Was ist, wenn das Jahr zu Ende ist? Was soll dann bestenfalls passiert sein, in welcher Situation befindest du dich?

ich würde gerne eine oder zwei Personen helfen, ihr eigenes D-Scholarship auf den weg zu bringen. Vielleicht melden sich ja Grundstücksbesitzer, oder Nahrungsmittelhersteller, die Supermarktchefs oder die Deutsche Bahn?
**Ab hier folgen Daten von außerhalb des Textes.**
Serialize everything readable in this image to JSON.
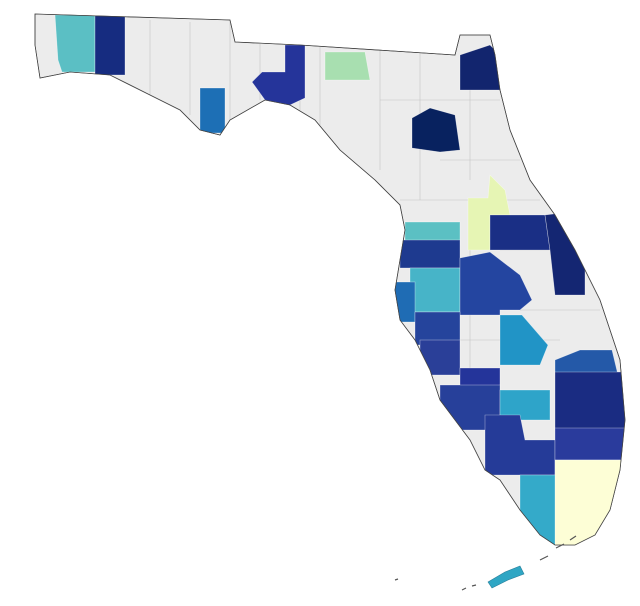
{
  "map": {
    "base_color": "#ececec",
    "outline_color": "#444444",
    "region_colors": [
      "#5bbfc4",
      "#162c80",
      "#1d6fb5",
      "#25349a",
      "#a8dfb0",
      "#12256e",
      "#08225f",
      "#e6f5b4",
      "#5bc0c3",
      "#1a2f85",
      "#142672",
      "#1e3a8f",
      "#47b4c8",
      "#1f6cb4",
      "#2445a0",
      "#25449c",
      "#2194c6",
      "#2a3f98",
      "#2459a8",
      "#24349a",
      "#27409a",
      "#2ea4c9",
      "#1a2c82",
      "#253b98",
      "#2a3b9c",
      "#fdfed6",
      "#34aac9",
      "#2fa6c4"
    ]
  }
}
Ich könnte mir vorstellen, dass solche Netzwerke die Möglichkeiten des bedingungslosen Grundarbeitens beflügeln würden. Wenn die Telekom oder die Bahn mir statt Geld ungedrosseltes W-Lan oder Bahnfahrten stiften würden für ein Jahr, dann würde ich liebend gerne der Telekom unter die Arme greifen oder bei der Bahn aushelfen. Dann kann es passieren, dass du mich plötzlich in einem ungenutzten Zugabteil vorfindest, welches ich in ein Repair Café umdeklariere und wir könnten fehlende Knöpfe an unsere Hemden nähen. Oder im Bordrestaurant kochen wir gemeinsam. Und ich verlange kein Honorar. Von wem auch?

Ich arbeite dann ja nicht für jemand anderes, sondern für mich, weil es mir Spaß macht.